From Bermuda business to Nova Scotia premier
Former Bermuda resident Tim Houston has led the Progressive Conservatives to a decisive election victory in the Canadian province of Nova Scotia.
Mr Houston, a 51-year-old chartered accountant, worked in the island’s business community from 1995 until 2007, first at Deloitte Bermuda and then at Enstar Group.
The Tories won 31 of 55 seats on Tuesday to form a majority government and return to power for the first time since 2009.
The Liberal Party, which finished with 17 seats, had led the province since 2013.
The New Democratic Party won six seats, while an independent candidate claimed a seat.
Mr Houston, a graduate of St Mary’s University in Halifax, and his wife Carol have two children – daughter Paget, and son Zachary – both of whom were born in Bermuda.
After their stay on the island, the couple moved back to Nova Scotia, raising their family in Pictou County, about 80 miles northeast of Halifax, where they continue to live.
In 2013, Mr Houston won election to the provincial legislature representing Pictou East.
He was elected party leader in 2018.
The Canadian Broadcasting Corporation reported that Mr Houston, speaking to a jubilant crowd gathered in Pictou County on Tuesday evening, referred to polls in the spring that suggested the Liberals would cruise to victory.
He said: "They were writing us off. Well, I wonder what they're writing right now. Tonight, we made history."
During the campaign, the PCs concentrated heavily on healthcare in the province under the Liberals, focusing on wait lists for family doctors, ambulance delays and a lack of long-term care beds, the CBC said.
On Tuesday, the CBC reported, Mr Houston said: "For the next four years – and beyond – I will promise you this: I will give you everything I have to fix healthcare. I will give you everything I have to make this a better province. It won't happen overnight and it will cost money, but if we work together we can get the job done."
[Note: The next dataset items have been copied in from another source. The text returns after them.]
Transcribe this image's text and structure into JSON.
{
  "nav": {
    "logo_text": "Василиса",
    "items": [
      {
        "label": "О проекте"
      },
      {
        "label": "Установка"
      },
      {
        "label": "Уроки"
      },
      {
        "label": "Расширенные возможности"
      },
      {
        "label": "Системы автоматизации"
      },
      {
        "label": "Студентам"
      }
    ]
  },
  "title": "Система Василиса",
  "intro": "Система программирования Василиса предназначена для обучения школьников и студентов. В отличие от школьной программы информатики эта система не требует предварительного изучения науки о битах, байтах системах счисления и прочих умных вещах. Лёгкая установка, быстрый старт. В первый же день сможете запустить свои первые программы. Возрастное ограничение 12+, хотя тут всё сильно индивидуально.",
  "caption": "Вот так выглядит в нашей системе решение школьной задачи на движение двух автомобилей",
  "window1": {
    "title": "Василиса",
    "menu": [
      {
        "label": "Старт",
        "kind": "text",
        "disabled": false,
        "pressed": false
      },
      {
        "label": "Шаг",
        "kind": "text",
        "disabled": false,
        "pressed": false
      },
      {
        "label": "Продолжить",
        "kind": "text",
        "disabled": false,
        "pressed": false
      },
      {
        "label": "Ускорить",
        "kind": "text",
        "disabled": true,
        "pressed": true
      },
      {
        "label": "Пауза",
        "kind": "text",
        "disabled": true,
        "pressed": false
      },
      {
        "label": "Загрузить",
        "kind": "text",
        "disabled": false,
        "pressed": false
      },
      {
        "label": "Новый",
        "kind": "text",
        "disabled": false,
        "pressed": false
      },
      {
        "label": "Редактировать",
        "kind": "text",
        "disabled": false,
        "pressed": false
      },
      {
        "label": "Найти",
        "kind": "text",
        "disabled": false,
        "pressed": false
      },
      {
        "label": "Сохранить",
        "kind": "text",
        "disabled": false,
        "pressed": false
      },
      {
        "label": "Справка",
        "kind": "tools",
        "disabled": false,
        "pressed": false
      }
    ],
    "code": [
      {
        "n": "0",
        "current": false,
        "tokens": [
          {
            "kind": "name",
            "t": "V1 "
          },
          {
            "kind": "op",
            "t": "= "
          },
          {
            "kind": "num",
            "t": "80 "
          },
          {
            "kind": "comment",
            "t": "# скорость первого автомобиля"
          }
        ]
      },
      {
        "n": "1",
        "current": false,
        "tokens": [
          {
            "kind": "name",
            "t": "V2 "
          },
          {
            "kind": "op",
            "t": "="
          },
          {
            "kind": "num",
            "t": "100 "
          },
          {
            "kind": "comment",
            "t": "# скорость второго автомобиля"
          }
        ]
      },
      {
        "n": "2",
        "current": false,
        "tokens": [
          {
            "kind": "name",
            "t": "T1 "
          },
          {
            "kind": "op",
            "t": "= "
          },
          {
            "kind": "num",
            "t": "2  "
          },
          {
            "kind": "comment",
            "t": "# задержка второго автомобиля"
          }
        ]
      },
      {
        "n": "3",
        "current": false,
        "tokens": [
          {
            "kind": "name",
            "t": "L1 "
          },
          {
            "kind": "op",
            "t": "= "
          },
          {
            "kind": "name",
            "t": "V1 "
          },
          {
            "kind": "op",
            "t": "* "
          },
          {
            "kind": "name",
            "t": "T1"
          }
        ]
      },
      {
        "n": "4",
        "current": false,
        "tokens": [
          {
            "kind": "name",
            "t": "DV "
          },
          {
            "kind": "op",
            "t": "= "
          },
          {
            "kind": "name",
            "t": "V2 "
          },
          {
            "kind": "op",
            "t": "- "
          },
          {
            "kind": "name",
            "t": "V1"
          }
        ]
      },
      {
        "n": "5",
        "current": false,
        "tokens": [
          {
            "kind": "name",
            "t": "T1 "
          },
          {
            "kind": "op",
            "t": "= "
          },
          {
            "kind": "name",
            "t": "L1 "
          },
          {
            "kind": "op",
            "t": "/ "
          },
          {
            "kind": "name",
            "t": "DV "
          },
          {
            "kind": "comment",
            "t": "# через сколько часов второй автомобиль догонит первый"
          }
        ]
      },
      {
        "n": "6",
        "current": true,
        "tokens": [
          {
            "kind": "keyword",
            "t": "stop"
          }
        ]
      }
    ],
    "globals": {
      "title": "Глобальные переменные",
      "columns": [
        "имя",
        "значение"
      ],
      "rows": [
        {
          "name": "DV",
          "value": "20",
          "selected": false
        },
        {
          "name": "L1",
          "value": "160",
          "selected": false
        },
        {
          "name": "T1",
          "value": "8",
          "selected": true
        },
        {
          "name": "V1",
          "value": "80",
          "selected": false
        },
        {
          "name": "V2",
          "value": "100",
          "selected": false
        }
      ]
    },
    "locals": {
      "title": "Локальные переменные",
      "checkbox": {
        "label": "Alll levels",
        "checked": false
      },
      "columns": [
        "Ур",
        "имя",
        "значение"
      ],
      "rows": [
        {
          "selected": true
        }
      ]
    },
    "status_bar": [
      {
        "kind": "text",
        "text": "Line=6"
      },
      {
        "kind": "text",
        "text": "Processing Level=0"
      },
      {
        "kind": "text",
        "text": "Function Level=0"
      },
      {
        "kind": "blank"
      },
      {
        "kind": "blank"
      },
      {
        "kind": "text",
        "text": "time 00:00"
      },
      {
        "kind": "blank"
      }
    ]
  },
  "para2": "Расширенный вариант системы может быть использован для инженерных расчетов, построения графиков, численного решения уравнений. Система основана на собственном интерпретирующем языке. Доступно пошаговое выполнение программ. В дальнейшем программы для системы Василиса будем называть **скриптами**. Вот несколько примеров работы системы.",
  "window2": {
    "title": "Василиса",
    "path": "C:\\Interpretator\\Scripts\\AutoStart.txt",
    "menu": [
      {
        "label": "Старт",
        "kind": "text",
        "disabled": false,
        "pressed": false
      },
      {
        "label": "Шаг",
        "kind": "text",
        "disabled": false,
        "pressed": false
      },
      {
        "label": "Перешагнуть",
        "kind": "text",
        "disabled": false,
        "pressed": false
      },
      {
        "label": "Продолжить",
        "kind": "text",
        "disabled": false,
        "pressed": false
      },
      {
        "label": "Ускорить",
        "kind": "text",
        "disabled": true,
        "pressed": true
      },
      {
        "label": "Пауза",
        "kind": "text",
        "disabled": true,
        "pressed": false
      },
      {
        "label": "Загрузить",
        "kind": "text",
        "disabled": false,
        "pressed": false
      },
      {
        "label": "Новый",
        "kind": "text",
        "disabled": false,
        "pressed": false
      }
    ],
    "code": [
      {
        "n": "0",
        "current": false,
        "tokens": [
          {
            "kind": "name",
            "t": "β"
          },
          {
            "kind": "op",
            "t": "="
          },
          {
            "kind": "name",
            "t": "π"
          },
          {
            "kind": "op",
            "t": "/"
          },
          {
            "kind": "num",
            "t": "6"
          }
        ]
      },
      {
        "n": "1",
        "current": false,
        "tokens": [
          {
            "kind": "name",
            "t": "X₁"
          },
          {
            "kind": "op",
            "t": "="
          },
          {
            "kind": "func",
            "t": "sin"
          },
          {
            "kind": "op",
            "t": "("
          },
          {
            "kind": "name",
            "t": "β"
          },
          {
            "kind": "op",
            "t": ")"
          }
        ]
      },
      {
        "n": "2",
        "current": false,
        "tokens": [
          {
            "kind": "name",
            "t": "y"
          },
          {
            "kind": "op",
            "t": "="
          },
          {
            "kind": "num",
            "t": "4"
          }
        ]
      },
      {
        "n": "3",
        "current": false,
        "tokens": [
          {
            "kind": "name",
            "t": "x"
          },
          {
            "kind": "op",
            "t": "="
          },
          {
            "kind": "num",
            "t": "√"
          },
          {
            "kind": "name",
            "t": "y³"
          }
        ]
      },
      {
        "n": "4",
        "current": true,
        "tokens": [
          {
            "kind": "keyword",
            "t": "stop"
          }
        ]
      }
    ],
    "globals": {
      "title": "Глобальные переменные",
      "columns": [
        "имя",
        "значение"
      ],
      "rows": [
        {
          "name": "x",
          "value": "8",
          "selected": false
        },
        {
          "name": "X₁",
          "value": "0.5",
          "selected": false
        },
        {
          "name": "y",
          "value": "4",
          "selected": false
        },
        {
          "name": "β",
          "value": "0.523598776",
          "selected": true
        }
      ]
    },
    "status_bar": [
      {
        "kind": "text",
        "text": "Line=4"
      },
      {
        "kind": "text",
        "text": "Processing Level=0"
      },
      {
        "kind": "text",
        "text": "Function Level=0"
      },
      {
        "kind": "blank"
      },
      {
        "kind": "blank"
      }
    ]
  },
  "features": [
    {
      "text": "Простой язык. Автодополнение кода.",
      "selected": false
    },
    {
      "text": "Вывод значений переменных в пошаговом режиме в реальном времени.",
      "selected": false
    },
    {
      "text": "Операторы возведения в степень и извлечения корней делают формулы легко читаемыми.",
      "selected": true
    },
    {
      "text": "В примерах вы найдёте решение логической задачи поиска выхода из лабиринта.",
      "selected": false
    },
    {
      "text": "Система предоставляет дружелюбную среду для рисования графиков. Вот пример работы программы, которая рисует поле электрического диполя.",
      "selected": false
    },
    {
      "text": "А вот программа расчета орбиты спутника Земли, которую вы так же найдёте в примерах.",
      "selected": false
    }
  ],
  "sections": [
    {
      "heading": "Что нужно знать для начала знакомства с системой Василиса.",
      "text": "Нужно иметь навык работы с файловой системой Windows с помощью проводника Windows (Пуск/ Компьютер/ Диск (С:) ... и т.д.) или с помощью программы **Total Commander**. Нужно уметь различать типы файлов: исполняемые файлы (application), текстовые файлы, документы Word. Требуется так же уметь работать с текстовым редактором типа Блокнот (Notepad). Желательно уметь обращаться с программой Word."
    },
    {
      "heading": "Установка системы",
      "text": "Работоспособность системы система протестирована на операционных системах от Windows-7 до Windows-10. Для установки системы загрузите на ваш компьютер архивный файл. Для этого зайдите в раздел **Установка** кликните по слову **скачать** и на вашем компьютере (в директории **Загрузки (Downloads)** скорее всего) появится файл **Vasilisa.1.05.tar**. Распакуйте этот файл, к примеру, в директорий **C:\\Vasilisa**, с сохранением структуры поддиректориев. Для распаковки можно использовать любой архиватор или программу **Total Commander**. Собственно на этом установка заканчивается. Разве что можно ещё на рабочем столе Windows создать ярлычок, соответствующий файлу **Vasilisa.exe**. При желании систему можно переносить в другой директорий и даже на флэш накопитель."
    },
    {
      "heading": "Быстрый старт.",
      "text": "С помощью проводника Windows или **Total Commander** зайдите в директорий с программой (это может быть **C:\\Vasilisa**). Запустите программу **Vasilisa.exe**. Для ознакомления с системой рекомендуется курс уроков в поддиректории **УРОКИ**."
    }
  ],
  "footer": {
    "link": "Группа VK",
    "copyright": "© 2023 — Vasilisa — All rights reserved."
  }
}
The CBC said that the provincial party pledged to spend $423 million in the first year alone of a Tory mandate trying to fix healthcare.
The Liberals become the first sitting government in Canada not to be re-elected during the Covid-19 pandemic, the CBC reported.
Incumbent leaders have remained in power in elections that have taken place during the pandemic in Newfoundland and Labrador, New Brunswick, British Columbia, Yukon and Saskatchewan.
As reported by news agency, The Canadian Press, Mr Houston said in his victory speech: "Not just here in Nova Scotia, but in all of Canada, we proved that just because there is a pandemic, doesn't mean government gets a free pass."
Political pundits in Canada are now wondering what impact, if any, the Nova Scotia election victory by Mr Houston’s party will have on the Canadian federal election due to take place on September 20.